Two random variables $X$ and $Y$ are said to be *independent* if for every pair of
$x$ and $y$ values, we have 
\begin{equation*}
    p(x,y)=p_X(x) p_Y(y), \; when\  X \ and \ Y \ are \ discrete
\end{equation*}
or 
\begin{equation*}
    f(x,y)=f_X(x) f_Y(y), \; when\  X \ and \ Y \ are \ continuous.
\end{equation*}
Otherwise, of the above is not satisfied for all $(x,y)$, then $X$ and $Y$ are dependent. 

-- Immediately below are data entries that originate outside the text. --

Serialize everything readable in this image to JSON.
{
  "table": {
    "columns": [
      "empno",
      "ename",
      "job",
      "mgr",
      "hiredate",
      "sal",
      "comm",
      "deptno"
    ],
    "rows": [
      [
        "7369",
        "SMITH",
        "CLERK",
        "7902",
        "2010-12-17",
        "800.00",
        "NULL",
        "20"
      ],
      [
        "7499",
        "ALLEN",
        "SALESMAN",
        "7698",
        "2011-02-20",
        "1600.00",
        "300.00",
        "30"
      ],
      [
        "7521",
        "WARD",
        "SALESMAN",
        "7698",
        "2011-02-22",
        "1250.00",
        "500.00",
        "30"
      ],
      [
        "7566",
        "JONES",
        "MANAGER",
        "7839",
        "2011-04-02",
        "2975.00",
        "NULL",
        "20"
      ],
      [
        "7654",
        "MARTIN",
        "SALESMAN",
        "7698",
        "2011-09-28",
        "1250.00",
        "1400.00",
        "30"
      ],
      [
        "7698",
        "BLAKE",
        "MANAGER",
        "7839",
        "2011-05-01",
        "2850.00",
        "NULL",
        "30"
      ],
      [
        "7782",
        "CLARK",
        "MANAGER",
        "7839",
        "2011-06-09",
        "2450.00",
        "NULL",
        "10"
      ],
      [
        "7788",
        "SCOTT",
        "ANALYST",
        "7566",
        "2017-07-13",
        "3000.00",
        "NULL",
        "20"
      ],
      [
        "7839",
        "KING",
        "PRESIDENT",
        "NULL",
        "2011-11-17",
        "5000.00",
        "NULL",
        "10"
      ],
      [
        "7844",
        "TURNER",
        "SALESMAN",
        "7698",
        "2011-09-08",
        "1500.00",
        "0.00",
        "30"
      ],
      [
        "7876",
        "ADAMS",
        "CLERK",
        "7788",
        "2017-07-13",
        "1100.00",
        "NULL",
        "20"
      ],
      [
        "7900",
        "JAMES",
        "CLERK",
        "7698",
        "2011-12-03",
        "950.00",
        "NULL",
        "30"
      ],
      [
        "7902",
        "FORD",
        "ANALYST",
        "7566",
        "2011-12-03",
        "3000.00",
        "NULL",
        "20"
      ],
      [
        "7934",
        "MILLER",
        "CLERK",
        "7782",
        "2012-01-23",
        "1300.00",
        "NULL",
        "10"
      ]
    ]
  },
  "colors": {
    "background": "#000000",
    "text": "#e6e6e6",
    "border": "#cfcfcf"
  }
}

# More Than Two Random Variables

* $p(x_1,x_2, \ldots, x_n)=P(X_1=x_1, X_2=x_2, \ldots, X_n=x_n)$. 

* $P(a_1 \le X_1 \le b_1, \ldots, a_n \le X_n \le b_n)=\int_{a_1}^{b_1} \ldots \int_{a_n}^{b_n} f(x_1, \ldots, x_n)  dx_1 \ldots d x_n$. 

* The random variables $X_1, \ldots, X_n$ are said to be *independent* if for every subset $X_{i_1}, \ldots, X_{i_{k}}$ of the variables (each pair, each triple, etc), the joint pmf or pdf of the subset is equal to the product of the marginakl pmf's or pdf's. 

# Expected Value

\begin{equation*}
    E[h(X,Y)]=\begin{cases}
        \sum_{x} \sum_{y} h(x,y)p(x,y)\\
        \int_{-\infty}^{\infty} \int_{-\infty}^{\infty} h(x,y) f(x,y) dx dy.
    \end{cases}
\end{equation*}

# Covariance 
\begin{equation*}
    Cov(X,Y)=E[(X-\mu_X)(Y-\mu_Y)]=\begin{cases}
        \sum_{x} \sum_{y} (x-\mu_X)(y-\mu_Y)p(x,y)\\
        \int_{-\infty}^{\infty} \int_{-\infty}^{\infty} (x-\mu_X)(y-\mu_Y) f(x,y) dx dy.
    \end{cases}
\end{equation*}

*Note*: $Cov(X,Y)=E(XY)-\mu_X \mu_Y$. 

# Correlation

\begin{equation*}
    Corr(X,Y)=\rho_{X,Y}= \frac{Cov(X,Y)}{\sigma_X \sigma_Y}.
\end{equation*}

* If $a$ and $c$ are either both positive or both negative, $Corr(aX + b, cY + d) = Corr(X, Y)$.
* Fr any two rv's $X$ and $Y$, $-1 \le \rho \le 1$. The two variables are said to be
uncorrelated when $\rho=0$. 
* If $X$ and $Y$ are independent, then $\rho=0$, but $\rho=0$ does not imply
independence.
* $\rho=1$ or $\rho=-1$ iff $Y=aX + b$ for some numbers $a$ and $b$ with $a  \neq 0$.